Robust Pseudo-Label Refinement

A multi-constraint scheme ensures pseudo-label reliability:

  • Class probability threshold filters low-confidence voxels using a softmax margin.
  • ROI constraint ensures spatial congruence by constraining voxels within 3D regions derived from the dual-view box prompts.
  • Entropy constraint conditions pseudo-label updates on a monotonic reduction in prediction uncertainty, as measured by voxel-wise entropy, thus prioritizing stability over iterations. Figure 3

    Figure 3: Progressive refinement of pseudo-labels generated at different training epochs, reflecting increased organ delineation accuracy and structural recovery through the iterative process.

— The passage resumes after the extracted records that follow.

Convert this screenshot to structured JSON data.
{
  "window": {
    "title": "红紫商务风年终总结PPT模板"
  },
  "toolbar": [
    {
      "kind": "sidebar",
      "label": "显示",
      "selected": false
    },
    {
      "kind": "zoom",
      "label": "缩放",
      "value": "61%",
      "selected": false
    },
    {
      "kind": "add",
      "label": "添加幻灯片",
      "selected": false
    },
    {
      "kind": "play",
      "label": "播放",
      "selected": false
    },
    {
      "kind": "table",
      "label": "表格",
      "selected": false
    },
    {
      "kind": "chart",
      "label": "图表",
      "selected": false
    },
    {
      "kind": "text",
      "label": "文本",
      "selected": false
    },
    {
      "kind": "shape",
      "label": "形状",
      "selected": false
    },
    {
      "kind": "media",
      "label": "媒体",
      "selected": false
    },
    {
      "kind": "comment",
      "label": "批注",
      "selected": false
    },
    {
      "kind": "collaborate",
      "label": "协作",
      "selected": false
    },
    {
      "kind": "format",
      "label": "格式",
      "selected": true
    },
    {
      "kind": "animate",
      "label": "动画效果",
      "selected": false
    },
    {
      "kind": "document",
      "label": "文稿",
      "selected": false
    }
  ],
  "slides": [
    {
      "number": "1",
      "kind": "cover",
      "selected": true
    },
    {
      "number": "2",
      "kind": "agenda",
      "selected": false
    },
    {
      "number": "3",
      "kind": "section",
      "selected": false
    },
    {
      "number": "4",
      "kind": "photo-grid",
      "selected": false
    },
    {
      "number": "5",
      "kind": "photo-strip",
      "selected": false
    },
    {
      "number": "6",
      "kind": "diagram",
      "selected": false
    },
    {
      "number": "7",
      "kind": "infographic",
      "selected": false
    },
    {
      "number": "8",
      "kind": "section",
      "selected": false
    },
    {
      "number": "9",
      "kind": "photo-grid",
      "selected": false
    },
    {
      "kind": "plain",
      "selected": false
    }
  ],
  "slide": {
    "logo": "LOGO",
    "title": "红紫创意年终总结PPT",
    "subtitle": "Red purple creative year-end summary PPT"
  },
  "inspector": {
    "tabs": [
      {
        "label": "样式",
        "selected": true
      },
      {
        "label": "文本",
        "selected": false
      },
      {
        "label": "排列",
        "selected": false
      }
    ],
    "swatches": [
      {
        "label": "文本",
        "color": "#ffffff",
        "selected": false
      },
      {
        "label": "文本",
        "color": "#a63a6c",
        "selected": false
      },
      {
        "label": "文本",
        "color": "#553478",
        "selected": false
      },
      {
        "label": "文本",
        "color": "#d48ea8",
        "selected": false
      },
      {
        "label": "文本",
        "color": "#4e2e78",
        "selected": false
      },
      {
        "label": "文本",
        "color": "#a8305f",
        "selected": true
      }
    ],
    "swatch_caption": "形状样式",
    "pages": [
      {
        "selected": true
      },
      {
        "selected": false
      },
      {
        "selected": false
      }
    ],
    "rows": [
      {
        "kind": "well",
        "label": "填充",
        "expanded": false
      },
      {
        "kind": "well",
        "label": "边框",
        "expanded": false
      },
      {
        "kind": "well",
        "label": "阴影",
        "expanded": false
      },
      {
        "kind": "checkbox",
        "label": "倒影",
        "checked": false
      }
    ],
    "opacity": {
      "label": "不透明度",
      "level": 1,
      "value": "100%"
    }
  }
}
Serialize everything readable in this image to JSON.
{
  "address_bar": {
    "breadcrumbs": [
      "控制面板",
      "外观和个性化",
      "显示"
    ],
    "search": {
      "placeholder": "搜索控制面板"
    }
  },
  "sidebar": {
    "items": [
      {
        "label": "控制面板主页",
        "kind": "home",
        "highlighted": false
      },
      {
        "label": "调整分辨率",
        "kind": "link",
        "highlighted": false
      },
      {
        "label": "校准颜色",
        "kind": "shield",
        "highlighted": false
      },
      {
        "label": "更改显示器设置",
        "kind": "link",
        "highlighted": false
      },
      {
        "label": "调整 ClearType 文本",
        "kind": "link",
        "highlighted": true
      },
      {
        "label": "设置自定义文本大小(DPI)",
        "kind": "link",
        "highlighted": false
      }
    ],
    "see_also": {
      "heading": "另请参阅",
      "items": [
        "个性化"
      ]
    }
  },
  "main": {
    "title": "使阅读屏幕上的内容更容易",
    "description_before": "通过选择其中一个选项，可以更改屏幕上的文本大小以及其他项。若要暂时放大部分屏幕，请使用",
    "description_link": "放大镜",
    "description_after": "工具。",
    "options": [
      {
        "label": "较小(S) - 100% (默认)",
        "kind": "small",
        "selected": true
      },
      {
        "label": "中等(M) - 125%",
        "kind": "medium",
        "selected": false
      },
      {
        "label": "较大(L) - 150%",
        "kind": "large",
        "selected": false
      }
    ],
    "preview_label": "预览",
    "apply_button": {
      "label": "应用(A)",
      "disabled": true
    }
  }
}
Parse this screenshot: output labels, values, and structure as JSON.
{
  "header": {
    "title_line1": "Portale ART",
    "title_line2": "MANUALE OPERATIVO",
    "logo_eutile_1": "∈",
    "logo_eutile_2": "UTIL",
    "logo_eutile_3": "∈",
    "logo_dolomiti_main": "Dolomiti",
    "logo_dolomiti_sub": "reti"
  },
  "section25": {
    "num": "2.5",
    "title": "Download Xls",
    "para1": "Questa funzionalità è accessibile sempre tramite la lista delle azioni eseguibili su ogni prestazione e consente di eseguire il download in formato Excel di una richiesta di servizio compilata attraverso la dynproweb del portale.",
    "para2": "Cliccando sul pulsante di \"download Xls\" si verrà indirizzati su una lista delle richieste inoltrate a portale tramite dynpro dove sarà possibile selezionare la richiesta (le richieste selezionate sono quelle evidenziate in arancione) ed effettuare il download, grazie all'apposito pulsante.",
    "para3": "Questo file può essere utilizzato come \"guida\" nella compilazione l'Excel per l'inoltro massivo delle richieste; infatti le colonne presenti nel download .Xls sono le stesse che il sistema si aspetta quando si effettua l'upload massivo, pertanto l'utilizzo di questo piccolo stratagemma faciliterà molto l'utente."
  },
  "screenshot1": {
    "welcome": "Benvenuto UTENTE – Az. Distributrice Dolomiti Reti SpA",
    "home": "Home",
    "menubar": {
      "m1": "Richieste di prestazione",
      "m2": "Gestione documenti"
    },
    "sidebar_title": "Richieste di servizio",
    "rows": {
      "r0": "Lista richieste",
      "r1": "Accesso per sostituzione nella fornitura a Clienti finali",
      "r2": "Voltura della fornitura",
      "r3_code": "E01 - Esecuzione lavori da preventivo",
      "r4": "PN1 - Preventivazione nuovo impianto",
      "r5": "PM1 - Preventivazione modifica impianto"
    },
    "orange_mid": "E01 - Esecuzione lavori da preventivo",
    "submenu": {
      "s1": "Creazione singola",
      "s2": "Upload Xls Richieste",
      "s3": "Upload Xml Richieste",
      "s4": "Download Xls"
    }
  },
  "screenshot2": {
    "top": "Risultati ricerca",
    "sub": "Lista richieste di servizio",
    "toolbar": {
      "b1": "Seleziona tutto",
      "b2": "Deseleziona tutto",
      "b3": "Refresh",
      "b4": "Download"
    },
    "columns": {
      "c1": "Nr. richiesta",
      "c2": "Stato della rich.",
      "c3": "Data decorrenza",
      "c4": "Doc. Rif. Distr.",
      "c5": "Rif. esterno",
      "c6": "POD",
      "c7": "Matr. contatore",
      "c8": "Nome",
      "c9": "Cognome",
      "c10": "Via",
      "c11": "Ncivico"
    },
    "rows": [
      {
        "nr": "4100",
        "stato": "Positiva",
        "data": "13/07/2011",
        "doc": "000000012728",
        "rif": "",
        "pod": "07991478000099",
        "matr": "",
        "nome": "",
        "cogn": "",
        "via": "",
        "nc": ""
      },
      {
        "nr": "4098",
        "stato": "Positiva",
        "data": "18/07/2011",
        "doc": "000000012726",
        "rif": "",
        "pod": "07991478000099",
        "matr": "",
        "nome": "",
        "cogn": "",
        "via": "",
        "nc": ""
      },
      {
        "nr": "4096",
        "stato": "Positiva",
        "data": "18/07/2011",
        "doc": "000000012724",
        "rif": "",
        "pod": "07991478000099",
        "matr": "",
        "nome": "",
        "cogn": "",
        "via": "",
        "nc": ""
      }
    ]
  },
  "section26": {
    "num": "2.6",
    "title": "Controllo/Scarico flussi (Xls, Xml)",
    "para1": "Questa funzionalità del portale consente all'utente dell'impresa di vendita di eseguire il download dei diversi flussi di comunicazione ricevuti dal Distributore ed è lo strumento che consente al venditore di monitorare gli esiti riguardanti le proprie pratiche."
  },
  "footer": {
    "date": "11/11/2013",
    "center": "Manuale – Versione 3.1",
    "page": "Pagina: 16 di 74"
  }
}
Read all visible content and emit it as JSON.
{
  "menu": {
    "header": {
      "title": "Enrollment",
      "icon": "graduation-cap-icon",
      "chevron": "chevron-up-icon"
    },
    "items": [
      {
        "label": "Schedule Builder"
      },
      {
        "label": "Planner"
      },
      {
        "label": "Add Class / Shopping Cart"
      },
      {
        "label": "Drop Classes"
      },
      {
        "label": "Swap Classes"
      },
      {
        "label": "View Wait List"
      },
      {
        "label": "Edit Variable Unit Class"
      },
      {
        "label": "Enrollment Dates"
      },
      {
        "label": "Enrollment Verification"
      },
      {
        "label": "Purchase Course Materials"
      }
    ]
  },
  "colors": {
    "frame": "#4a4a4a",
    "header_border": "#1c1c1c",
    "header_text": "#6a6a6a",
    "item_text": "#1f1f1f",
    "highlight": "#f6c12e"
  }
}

Voxel-Level Selection Loss (VLS)

Training incorporates a VLS loss, selectively excluding unreliable voxels—based on consensus between prediction and pseudo-supervision—for unlabeled targets, while maintaining standard supervision for labeled ones. This minimizes the impact of noisy pseudo-labels during gradient updates, as shown to be critical by comparative ablation.

Empirical Evaluation

Simulated and real-world scenarios validate IPnP using the AMOS abdominal multi-organ dataset and a private head-and-neck cancer patient cohort with highly incomplete annotation. Reference comparisons encompass full supervision (upper bound), two partial supervision baselines, and the recent TransDoDNet.

Results consistently demonstrate IPnP outperforming all partial-label baselines on Dice Similarity Coefficient (DSC) and Hausdorff Distance (HD95), with average AMOS scores approaching full-label performance even in settings with only 33% of organs labeled. In comparison, naïve partial-label training with background-filling or per-organ losses delivered significant drops in anatomical fidelity and contour sharpness. Figure 4

Figure 4: Qualitative comparison of segmentation results across methods; IPnP displays substantial improvements in organ coverage and boundaries relative to baselines in partial-label regimes.

Furthermore, IPnP maintains its performance edge in the clinical HnN dataset, especially on structures with scarce annotation (e.g., ocular structures), validating its capacity to exploit weak supervision and bridge annotation gaps. Figure 5

Figure 5: Organ-specific performance metrics (DSC) in the HnN cohort; IPnP distinctly surpasses alternative approaches, particularly for organs with sparse annotations.

Implications and Future Directions

IPnP establishes an effective paradigm for medical segmentation under realistic, annotation-incomplete conditions by automating pseudo-label generation and refining supervision via a hybrid generalist–specialist scheme and voxel-level reliability analysis. This has practical implications for accelerating annotation-light deployment of segmentation algorithms in diverse clinical sites and organs, potentially enabling scalable population studies and streamlined clinical pipelines.

Theoretically, the approach demonstrates the potential of foundation models not merely as zero-shot predictors, but as synthesis partners in tailored, iterative workflows—suggesting more sophisticated, adaptive prompting strategies and interaction protocols may further reduce reliance on manual labels.

Potential extensions include expanding prompt modalities, integrating uncertainty-aware selection at deeper architectural levels, or dynamically weighting pseudo-supervision. Evaluation on further diverse pathologies, imaging modalities, and population cohorts will inform generalizability and limitations.

Conclusion

The IPnP framework embodies a robust, iterative solution to the partially labeled medical image segmentation problem by leveraging promptable foundation models for pseudo-label construction and rigorous supervision filtering. Empirical evidence demonstrates that IPnP recovers segmentation performance to near fully supervised levels, outperforming state-of-the-art partial-label segmentation baselines. The work demonstrates both strong practical impact for clinical AI adoption under annotation constraints and a clear methodological advance in generalist–specialist collaborative learning pipelines for medical imaging (2604.01038).